L’âme arménienne serra le poing et cogna
L’âme géorgienne s’effraya, se recroquevilla
Le poing de l’Arménien à l’œil géorgien frappa…
Je me souviens de la fin :
 
Ainsi perdit un œil un Géorgien,
À son amie fit ses adieux l’Arménien.
Maintenant sous les verrous, il épaissit.
À cause de l’amour, il en est ainsi mes amis.
À cause de l’amour, il en est ainsi, mes amis.
 
Je pense que « Raciste » a été composée à Minvoda.

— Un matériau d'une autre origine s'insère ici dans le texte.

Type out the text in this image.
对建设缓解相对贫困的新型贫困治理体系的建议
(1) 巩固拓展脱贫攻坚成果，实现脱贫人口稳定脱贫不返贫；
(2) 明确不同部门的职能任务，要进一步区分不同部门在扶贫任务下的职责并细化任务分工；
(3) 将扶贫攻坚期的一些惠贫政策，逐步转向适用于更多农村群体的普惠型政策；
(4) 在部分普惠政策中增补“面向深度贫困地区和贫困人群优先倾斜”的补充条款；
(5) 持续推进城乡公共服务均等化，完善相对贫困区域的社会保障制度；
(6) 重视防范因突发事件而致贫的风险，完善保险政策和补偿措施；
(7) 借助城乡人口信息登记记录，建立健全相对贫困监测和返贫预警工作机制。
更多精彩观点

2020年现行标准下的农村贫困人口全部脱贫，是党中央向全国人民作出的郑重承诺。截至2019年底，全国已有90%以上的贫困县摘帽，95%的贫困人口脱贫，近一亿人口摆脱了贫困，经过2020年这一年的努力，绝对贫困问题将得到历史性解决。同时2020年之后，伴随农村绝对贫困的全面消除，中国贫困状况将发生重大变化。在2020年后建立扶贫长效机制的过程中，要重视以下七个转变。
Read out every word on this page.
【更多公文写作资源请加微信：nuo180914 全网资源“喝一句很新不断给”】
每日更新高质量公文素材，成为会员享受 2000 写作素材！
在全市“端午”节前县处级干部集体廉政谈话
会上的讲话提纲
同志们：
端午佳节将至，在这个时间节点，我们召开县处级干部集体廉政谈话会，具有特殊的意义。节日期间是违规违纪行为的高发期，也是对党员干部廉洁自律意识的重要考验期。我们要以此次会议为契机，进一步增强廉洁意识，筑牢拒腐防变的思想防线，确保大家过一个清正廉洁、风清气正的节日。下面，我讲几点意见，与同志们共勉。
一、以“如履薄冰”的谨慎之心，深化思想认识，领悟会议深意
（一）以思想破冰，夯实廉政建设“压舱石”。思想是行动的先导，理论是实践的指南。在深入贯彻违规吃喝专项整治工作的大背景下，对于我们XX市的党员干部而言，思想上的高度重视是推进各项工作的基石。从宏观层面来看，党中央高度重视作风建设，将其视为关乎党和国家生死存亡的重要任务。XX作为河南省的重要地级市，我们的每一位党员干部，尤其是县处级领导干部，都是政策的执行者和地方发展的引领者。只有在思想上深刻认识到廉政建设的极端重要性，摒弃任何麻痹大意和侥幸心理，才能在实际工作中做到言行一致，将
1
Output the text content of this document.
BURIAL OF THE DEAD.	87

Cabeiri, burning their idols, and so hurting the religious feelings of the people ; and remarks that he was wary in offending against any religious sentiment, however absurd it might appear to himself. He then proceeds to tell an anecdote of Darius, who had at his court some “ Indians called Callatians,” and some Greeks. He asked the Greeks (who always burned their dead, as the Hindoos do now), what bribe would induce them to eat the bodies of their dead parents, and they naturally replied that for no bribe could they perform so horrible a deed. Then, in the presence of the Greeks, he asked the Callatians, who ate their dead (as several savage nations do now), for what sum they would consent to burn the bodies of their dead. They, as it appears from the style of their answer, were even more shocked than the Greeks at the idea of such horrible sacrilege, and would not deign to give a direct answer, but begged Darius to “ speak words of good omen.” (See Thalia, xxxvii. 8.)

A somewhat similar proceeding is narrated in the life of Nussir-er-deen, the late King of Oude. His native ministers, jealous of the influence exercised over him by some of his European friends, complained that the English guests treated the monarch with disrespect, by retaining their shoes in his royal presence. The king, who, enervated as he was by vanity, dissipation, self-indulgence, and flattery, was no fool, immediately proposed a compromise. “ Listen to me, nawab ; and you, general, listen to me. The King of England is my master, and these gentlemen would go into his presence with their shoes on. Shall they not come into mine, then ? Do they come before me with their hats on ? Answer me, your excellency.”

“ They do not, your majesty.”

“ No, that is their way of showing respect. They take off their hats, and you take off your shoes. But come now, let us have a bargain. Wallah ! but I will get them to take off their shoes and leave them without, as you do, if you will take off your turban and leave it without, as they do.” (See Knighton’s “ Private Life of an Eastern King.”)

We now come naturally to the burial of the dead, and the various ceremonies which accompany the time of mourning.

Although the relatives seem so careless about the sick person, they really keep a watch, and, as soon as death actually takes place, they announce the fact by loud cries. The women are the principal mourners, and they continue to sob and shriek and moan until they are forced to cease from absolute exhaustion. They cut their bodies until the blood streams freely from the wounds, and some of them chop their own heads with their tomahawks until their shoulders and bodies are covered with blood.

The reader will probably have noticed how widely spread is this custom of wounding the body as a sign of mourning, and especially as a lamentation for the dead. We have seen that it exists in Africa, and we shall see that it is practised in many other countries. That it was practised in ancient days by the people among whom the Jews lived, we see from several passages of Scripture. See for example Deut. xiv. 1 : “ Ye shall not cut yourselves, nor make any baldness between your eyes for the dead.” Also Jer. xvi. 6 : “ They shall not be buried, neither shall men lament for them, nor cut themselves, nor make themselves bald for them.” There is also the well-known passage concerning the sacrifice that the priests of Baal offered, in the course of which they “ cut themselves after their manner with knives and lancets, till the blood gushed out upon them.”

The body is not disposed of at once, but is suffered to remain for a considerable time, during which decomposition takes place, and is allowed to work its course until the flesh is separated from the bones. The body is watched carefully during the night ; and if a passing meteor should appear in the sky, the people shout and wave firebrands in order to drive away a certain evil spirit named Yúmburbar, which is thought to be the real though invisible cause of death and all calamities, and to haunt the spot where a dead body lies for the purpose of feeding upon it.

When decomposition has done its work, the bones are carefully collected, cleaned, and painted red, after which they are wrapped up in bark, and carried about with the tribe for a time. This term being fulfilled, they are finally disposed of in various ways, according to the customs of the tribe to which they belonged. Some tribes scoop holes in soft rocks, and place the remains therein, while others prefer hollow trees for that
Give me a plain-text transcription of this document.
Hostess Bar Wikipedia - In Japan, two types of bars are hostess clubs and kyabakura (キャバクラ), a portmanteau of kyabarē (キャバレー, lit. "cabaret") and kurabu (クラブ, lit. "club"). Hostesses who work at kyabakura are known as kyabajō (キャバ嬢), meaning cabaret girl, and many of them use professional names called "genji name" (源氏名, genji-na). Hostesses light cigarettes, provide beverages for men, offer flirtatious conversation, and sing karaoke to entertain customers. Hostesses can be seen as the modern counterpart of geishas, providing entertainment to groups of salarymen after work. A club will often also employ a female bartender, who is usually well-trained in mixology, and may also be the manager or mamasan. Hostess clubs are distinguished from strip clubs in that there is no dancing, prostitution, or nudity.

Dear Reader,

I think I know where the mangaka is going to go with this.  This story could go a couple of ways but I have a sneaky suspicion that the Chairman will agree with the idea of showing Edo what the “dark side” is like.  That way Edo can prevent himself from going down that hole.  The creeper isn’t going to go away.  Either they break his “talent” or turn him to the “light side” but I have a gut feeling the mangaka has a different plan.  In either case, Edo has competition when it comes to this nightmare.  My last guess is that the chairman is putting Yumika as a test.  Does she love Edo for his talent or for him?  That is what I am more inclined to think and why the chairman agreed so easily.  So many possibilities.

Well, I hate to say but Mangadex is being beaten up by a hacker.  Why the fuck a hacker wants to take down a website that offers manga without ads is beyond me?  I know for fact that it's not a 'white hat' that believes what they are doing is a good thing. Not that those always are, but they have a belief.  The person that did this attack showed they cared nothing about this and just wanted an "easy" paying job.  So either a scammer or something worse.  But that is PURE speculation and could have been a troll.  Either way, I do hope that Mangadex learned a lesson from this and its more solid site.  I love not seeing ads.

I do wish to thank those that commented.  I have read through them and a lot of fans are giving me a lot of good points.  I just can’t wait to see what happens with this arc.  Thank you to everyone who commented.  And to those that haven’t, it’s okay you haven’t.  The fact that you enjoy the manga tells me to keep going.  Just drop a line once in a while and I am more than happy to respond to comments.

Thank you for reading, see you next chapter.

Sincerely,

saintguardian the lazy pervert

Il y avait peu de chansons sur le crime, elles étaient sévères et écrasantes. Ne venez pas me parler de Mikhaïl Kroug ! Kroug, c’est de la variété par comparaison avec ces grincements de dents !
Ça commence sombrement :
 
On voyait, le rideau se balançait,
On entendait dès qu’une mouche volait.
 
Cependant :
 
Je vois, le défenseur nous souriait,
En sortant de sa poche un pistolet.
Je vois, la cour nous confondant,
Le chef risque cinq ans…
 
Les mères pleuraient de joie,
Nous souriait même le convoi.
Pourquoi n’es-tu pas venue fille aux yeux bleus,
Et ne m’as-tu pas fait tes adieux ?
 
Et un peu plus loin, il en marmonne la raison entre ses dents :
 
On raconte que toi, fille aux yeux bleus,
Tu t’es mise à fréquenter les restaurants…
 
Et la célèbre, mais qu’on chantait encore plus sombrement :
 
Sur la toundra, la voie ferrée,
Où fonce de Vorkouta-Leningrad le courrier,
On courait toi et moi les galonnés attendant,
Les galonnés et les chiens aboyant !
 
Les galonnés les rattrapent en vitesse :
La pluie tombait sur le canon et la crosse des armes…
 
Dans une rafle on est tombés,
Sous nos yeux les pistolets,
On nous a encerclés,
Pas d’autre voie il n’y avait
Mais ils ont mal calculé
La rafle on a percé
Et maintenant on se souvient
Des jours anciens !
 
Ou celle-là, d’heureux voleurs braquent une banque :
 
Les liasses égales de biffetons soviets
Sur les rayons nous contemplaient…
 
Adolescent, je voulais devenir le plus grand bandit d’URSS.
Je me souviens de Tolik Tolmatchev, de son fragile nez aquilin — mon ami-voleur, qui se maria ensuite avec Macha la Tsigane — il me chantait tout ça, et comme je t’aime Saltovka, mon quartier natal !
 Édouard Limonov, Le Vieux voyage, 2020.